The projected import volume marks a slight decline from the 1.83 million tonnes imported in 2024/25, driven by a modest uptick in domestic wheat production, forecast at 2.03 million tonnes.
However, this falls well short of the nation’s estimated 3.8 million tonnes of annual wheat consumption, highlighting South Africa’s ongoing reliance on foreign wheat to feed its population.
South Africa’s wheat imports have surged since the 2003/04 MY, when they crossed the one-million-tonne threshold, up from an average of 458,000 tonnes annually before then.
The increase stems from high domestic demand and a steady decline in wheat-planted areas, which have remained below one million hectares since 1997/98. Low profitability and challenging climatic conditions, particularly in the Free State, have driven this trend.
Following the deregulation of agricultural markets, South African farmers have faced stiff global competition, with only a few regions, like the Western Cape and irrigated zones in the Northern Cape, Free State, Limpopo, and North West, remaining viable for high-quality wheat production.
Despite these challenges, wheat yields have improved significantly, rising from below 2 tonnes per hectare in 1997/98 to 3.8 tonnes per hectare in 2024/25, thanks to advancements in farming techniques.

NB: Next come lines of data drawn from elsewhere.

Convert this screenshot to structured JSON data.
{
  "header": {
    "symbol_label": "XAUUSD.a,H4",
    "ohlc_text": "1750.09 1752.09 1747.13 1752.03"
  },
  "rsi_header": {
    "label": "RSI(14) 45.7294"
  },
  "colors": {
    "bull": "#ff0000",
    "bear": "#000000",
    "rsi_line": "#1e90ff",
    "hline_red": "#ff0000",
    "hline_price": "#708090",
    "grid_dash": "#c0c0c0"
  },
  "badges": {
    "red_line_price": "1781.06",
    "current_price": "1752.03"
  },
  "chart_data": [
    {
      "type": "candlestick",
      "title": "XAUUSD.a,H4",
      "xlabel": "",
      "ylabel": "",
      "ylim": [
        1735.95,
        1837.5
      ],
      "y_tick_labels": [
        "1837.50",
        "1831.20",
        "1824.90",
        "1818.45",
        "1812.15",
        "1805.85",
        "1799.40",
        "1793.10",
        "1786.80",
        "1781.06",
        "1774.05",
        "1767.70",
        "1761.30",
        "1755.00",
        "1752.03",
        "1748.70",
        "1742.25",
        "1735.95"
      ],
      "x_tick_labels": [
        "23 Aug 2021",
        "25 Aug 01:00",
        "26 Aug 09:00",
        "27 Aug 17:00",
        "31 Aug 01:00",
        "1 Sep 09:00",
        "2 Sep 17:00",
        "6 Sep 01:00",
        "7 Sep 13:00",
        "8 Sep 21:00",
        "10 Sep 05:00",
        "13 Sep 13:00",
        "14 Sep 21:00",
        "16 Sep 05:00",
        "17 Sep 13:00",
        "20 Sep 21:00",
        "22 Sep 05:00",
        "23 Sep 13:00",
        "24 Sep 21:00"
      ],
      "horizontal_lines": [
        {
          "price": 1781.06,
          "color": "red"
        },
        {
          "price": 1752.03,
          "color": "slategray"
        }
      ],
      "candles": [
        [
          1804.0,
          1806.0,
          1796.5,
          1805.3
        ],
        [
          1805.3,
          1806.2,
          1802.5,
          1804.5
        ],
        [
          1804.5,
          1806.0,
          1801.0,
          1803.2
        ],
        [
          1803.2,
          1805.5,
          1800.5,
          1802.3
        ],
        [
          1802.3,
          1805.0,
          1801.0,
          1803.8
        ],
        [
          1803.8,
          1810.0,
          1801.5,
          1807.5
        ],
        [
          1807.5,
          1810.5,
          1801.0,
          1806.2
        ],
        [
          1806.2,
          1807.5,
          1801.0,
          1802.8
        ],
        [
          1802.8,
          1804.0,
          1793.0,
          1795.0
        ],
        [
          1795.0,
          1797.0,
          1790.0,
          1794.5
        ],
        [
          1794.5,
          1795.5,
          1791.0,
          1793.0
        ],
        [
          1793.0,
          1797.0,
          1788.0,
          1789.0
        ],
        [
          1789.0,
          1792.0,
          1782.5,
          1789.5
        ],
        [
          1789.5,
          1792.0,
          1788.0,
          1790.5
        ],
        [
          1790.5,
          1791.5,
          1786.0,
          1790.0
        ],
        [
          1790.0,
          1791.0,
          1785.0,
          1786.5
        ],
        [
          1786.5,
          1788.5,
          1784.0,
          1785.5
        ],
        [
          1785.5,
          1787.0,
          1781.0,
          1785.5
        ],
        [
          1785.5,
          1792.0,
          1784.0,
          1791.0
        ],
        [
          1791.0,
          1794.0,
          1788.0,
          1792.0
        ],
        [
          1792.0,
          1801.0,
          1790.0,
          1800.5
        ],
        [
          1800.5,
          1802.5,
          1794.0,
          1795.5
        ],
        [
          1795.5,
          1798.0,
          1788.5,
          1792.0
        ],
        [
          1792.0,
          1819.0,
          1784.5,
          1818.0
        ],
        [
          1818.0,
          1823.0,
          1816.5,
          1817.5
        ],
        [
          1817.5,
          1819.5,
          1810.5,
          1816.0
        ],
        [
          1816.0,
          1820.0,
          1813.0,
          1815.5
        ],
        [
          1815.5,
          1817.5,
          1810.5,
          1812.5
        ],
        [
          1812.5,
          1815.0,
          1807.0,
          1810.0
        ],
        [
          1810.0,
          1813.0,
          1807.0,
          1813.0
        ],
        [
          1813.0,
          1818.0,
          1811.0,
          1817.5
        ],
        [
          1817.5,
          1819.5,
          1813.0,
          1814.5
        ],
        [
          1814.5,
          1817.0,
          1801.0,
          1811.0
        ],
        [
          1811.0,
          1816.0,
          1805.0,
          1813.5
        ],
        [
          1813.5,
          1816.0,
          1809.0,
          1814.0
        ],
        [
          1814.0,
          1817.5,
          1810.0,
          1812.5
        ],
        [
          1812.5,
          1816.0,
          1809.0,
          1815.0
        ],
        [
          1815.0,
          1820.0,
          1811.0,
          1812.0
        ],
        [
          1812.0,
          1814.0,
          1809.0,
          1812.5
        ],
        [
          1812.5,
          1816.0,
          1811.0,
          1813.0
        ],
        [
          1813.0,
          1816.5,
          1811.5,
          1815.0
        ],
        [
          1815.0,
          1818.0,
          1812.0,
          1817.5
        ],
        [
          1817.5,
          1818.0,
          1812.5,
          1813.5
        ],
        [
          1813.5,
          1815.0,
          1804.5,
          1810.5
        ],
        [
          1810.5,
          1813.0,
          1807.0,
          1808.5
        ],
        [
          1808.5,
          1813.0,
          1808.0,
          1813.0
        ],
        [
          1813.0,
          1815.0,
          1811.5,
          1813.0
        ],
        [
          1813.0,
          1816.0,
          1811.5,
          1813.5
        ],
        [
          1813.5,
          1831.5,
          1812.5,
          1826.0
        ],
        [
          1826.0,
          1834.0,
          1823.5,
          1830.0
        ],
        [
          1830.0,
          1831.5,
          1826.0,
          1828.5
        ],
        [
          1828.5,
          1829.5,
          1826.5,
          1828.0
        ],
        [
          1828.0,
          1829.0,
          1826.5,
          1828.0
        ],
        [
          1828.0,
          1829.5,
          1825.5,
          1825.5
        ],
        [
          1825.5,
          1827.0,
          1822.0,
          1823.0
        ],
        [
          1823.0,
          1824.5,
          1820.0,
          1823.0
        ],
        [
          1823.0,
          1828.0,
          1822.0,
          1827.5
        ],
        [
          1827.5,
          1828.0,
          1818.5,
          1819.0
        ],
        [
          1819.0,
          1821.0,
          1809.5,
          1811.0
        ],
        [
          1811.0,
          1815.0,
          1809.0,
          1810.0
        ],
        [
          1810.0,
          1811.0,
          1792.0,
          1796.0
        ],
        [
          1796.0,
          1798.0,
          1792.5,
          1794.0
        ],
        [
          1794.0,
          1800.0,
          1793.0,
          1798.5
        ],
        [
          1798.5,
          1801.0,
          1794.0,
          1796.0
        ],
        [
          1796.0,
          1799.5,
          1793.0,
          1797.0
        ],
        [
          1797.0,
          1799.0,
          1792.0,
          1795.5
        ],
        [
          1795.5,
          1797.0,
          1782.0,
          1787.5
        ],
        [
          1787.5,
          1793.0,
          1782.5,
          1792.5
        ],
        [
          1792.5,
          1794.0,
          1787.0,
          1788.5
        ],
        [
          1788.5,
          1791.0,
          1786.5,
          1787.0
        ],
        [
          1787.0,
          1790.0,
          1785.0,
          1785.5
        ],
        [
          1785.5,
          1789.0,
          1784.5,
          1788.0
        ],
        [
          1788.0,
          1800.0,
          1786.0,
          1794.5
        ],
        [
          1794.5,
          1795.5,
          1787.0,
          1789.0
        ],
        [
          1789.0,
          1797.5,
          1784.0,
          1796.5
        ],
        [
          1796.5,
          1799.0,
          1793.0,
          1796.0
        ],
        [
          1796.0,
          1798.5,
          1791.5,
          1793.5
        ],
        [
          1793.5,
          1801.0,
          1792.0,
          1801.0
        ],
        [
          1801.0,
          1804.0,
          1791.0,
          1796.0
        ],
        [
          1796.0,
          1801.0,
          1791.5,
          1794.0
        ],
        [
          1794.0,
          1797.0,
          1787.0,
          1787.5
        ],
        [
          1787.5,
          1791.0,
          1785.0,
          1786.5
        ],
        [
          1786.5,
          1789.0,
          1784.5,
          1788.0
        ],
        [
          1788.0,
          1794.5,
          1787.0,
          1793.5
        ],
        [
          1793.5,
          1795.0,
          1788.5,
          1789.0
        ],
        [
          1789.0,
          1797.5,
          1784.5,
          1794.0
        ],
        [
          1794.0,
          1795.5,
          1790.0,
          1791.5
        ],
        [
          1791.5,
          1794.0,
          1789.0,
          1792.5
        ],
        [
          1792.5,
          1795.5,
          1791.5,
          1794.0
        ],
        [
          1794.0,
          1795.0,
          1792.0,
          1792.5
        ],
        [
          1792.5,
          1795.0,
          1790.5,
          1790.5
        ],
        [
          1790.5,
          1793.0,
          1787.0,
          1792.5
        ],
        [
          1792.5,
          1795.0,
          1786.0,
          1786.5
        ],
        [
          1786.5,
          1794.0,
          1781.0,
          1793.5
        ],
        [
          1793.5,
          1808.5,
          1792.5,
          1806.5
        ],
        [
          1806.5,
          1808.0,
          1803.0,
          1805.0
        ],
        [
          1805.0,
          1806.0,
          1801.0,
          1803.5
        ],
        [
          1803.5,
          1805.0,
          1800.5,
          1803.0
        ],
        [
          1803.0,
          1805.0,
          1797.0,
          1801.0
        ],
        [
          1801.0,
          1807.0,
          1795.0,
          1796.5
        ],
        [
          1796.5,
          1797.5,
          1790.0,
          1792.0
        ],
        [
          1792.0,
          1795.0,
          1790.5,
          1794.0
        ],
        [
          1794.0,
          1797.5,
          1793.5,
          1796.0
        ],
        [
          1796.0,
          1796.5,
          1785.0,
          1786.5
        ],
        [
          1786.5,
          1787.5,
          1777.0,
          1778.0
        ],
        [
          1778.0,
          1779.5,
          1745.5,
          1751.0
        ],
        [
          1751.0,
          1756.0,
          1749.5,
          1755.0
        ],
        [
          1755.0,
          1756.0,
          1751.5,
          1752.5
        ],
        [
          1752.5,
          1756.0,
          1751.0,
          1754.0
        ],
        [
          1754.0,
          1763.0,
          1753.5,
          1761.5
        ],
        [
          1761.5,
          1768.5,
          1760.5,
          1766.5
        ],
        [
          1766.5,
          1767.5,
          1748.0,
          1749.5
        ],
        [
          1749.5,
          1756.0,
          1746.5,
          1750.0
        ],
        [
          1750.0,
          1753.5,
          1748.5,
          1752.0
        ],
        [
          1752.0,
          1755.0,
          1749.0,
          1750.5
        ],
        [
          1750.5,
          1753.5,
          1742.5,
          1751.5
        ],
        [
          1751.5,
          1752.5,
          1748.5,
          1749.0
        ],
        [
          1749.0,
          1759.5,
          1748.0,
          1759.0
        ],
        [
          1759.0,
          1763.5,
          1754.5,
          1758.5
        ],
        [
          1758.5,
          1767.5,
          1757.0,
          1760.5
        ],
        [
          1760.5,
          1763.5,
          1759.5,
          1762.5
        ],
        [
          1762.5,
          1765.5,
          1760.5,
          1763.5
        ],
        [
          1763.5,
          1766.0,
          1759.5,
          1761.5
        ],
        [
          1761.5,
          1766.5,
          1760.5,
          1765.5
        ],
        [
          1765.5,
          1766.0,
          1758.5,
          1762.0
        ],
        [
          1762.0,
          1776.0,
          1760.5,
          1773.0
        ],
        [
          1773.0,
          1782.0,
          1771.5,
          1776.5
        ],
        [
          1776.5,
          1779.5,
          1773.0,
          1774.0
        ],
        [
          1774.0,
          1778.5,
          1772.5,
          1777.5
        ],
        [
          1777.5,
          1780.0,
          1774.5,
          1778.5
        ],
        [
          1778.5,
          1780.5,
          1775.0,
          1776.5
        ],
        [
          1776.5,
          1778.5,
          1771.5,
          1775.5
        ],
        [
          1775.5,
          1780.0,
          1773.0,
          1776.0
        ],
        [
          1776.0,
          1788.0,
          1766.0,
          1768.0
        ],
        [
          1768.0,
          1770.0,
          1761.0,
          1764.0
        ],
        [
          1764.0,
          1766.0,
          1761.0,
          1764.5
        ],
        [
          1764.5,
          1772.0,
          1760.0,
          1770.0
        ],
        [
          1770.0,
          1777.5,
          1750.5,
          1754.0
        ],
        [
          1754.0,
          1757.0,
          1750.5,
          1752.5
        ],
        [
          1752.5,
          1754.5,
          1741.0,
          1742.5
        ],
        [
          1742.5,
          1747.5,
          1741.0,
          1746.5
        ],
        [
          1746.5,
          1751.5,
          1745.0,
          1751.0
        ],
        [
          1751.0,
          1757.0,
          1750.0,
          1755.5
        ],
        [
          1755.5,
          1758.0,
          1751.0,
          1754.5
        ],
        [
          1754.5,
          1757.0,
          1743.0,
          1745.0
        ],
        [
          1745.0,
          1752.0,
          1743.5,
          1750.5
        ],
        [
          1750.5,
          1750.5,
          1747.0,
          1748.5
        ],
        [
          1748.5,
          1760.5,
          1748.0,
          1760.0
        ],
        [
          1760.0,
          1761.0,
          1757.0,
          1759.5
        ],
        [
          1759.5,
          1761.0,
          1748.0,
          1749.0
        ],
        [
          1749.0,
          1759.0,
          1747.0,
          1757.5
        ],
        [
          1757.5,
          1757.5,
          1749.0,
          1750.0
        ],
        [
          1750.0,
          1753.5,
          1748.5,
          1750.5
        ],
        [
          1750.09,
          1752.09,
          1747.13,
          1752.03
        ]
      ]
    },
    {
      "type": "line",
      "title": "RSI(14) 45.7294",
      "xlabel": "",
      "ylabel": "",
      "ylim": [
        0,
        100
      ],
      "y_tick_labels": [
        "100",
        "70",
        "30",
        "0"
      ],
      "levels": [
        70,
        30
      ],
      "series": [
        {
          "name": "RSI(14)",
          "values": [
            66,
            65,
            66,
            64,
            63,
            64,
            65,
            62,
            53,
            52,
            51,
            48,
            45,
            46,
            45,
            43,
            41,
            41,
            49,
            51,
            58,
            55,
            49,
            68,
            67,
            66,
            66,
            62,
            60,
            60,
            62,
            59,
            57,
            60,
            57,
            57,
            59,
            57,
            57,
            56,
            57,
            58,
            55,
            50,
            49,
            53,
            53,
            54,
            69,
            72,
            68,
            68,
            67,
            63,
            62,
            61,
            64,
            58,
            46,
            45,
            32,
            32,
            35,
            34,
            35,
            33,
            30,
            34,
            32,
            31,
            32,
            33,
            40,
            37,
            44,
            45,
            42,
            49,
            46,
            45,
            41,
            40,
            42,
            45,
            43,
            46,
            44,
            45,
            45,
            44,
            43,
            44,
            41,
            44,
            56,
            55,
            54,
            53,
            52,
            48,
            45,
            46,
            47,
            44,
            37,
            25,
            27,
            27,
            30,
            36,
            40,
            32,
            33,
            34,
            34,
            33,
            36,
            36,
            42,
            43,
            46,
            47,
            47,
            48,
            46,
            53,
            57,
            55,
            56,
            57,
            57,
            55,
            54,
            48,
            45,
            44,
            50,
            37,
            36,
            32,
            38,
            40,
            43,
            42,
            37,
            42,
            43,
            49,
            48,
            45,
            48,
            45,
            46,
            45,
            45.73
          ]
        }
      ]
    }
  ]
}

With domestic production unable to keep pace with demand, South Africa’s reliance on imports underscores the need for strategic agricultural planning.
Recently, the South African Reserve Bank’s balance of payments report revealed that South Africa’s trade surplus has fallen sharply, dropping by R34 billion (US$1.89 billion) in a single quarter, largely due to weaker mining outputs and a notable decline in maize exports.
The surplus declined from R211 billion (US$11.72 billion) in the first quarter of 2025 to R177.1 billion (US$9.84 billion) in the second quarter, raising concerns over the performance of one of the nation’s most important agricultural commodities.
Agriculture Minister John Steenhuisen expressed particular concern about maize, a staple crop that is central to both food security and foreign exchange earnings.
“The observed decline in maize export value during the second quarter reflects a combination of volume constraints, softer international prices, and rising trade frictions globally,” Steenhuisen said.
“This is not only a concern for the balance of payments, but also for the farmers, agribusinesses, and rural communities whose livelihoods depend on stable and expanding export demand,” he added.